Kyle Potter, who serves as executive editor of Thrifty Traveler, spilled the secret in an interview with Travel + Leisure, saying: “Fifth freedom routes open up the airline world just a little bit more to all of us.”

A fifth freedom flight is a route in which a carrier from a specific country flies passengers between two other nations not linked to their home base.

For instance, Emirates is based out of United Arab Emirates, but offers fifth freedom flights between the US and Italy, as well as Spain and Mexico.

In another example, Qantas, based out of Australia, operates a fifth freedom flight from New Zealand to the US.

One frequent flyer website offers a full list of airlines and available fifth freedom flights.

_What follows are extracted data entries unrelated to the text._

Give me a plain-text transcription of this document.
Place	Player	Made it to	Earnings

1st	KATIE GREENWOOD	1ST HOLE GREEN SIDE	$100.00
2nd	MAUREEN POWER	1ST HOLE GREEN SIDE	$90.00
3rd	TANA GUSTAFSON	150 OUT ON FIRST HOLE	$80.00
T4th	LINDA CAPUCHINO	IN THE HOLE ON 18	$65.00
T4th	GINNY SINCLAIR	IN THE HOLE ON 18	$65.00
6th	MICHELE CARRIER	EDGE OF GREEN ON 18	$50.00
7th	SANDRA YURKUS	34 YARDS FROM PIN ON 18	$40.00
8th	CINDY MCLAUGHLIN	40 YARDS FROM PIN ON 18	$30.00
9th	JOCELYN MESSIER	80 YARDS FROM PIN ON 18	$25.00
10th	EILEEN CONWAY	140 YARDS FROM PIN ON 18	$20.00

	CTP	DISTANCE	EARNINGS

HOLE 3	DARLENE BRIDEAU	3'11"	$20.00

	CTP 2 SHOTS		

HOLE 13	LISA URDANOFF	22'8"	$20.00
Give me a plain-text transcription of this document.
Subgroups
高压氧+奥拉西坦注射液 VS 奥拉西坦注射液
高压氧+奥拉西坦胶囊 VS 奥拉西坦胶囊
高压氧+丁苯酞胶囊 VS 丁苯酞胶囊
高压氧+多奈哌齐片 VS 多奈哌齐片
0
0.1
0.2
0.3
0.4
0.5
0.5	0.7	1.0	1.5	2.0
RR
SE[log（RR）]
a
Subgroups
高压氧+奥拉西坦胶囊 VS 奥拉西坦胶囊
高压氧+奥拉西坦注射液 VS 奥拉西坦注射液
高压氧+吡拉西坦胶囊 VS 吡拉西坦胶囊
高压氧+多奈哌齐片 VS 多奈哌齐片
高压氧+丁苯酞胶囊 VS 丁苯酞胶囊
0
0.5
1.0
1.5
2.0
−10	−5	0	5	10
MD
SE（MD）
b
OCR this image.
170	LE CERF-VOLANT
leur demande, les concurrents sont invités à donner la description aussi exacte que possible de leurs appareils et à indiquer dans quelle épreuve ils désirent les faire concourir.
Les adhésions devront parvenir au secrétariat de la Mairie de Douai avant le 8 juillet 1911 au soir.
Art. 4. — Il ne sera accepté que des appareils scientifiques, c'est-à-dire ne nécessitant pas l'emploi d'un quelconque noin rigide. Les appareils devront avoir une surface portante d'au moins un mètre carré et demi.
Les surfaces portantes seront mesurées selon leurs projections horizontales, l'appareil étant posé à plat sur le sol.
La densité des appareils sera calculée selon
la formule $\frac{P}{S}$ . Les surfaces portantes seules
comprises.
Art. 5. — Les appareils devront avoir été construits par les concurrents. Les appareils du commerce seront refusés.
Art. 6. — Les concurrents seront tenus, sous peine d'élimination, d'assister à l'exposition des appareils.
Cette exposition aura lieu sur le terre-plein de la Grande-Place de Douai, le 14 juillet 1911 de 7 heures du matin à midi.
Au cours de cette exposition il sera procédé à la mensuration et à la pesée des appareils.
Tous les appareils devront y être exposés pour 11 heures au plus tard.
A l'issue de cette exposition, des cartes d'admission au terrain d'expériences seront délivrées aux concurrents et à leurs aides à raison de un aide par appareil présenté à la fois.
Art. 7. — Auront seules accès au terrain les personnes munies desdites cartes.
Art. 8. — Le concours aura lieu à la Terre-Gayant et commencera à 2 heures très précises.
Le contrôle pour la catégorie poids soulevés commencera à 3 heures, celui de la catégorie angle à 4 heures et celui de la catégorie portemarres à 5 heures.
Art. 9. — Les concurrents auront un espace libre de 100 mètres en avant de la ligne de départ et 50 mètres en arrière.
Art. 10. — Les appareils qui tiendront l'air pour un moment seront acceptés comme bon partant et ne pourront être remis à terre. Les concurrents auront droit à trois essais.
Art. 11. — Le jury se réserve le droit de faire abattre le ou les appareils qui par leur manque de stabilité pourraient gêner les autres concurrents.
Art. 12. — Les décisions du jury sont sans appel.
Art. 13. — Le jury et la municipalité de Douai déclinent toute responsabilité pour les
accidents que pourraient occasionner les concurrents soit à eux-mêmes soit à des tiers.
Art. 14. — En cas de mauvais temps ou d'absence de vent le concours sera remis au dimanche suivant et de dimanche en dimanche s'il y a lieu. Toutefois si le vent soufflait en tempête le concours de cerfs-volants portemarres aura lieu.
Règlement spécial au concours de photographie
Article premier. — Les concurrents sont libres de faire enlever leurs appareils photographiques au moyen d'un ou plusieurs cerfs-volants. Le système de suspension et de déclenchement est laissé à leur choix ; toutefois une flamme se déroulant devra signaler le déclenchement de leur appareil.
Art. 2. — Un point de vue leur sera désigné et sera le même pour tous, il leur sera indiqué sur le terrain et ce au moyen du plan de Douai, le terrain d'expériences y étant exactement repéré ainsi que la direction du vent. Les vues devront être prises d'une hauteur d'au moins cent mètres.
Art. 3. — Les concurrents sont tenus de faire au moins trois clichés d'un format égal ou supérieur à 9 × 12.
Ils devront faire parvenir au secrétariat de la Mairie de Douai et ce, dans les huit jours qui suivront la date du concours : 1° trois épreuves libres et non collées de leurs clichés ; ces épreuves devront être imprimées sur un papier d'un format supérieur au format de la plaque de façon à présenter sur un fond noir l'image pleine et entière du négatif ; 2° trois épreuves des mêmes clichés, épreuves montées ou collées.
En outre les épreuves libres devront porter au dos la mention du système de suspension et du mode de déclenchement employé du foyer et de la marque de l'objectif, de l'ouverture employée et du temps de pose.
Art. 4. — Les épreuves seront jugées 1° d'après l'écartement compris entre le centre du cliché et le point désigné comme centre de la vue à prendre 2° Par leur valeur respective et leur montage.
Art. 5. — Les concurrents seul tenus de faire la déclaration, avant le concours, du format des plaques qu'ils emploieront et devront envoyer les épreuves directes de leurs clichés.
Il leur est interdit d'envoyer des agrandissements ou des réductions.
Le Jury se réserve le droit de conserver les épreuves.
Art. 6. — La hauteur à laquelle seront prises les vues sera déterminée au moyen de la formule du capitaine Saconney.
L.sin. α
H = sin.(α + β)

 Emirates is based out of United Arab Emirates, but offers fifth freedom flights between the US and Italy,
Emirates is based out of United Arab Emirates, but offers fifth freedom flights between the US and Italy, AFP via Getty Images

According to Condé Nast Traveler, fifth freedom flights are often cheaper because they’re connecting flights, meaning there may be more empty seats on one of the legs for the carrier to fill.

Additionally, the planes are often “much nicer” than the ones flown by local airlines.

“These routes can sometimes be flown by much nicer (and bigger) planes than local airlines might offer since these routes are usually extensions of another long-haul flight,” the publication explained, saying there may also be “better food and more comfortable seats.”

Qantas, based out of Australia, operates a fifth freedom flight from New Zealand to the US.
Qantas, based out of Australia, operates a fifth freedom flight from New Zealand to the US. REUTERS

Additionally, fifth freedom flights sometimes offer extra points and upgrades.

“To help fill seats on shorter sectors with less demand, airlines release more award availability — which helps them cover the operating cost of adding these additional fifth freedom stops,” Condé Nast Traveler declared.

Potter agrees, saying: “For travelers with credit card points and airline miles, the upside is even bigger.”